Four Corners / By Anne ConnollyAmy Donaldson and Jessica Longbottom; Posted 25/9/23, updated 26/9/23
Please note this article and accompanying videos are very distressing. Please do not read further if you have experienced any kind of abuse or violence, and may be triggered or reminded of that.
Despite the upsetting nature of this story, WWILD feels this news story needs to be publicised and not ignored by the Commonwealth and state governments and the community. 

Children with autism and intellectual disabilities have been unlawfully pinned to the ground facedown by up to six workers as part of a controversial therapy funded by the NDIS.

Eighteen children took part in the “Severe Behaviour Program” at Irabina Autism Services in Melbourne.
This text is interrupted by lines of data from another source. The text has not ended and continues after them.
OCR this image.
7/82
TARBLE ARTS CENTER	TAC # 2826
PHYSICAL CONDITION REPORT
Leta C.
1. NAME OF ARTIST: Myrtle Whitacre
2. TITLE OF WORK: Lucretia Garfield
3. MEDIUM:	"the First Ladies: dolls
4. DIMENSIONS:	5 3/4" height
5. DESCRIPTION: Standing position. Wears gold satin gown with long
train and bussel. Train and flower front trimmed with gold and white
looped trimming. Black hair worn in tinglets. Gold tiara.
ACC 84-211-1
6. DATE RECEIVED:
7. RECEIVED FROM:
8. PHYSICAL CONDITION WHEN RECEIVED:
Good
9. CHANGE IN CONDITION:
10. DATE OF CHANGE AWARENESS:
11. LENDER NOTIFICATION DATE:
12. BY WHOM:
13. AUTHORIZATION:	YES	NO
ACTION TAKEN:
The program involved children spending hours with staff in small, padded, windowless rooms as part of a therapy imported from the US. Each room had a camera and an observation room with a one-way mirror to allow others to observe the treatment.

Whistleblowers have told Four Corners that children, believed to be mostly aged between 10 and 14, were restrained by staff when they had “uncontrolled behaviours”.

They say workers would put on helmets and sometimes other protective gear before entering the room.

Four Corners has obtained shocking video which shows how one teenage boy with autism and a severe intellectual disability was treated.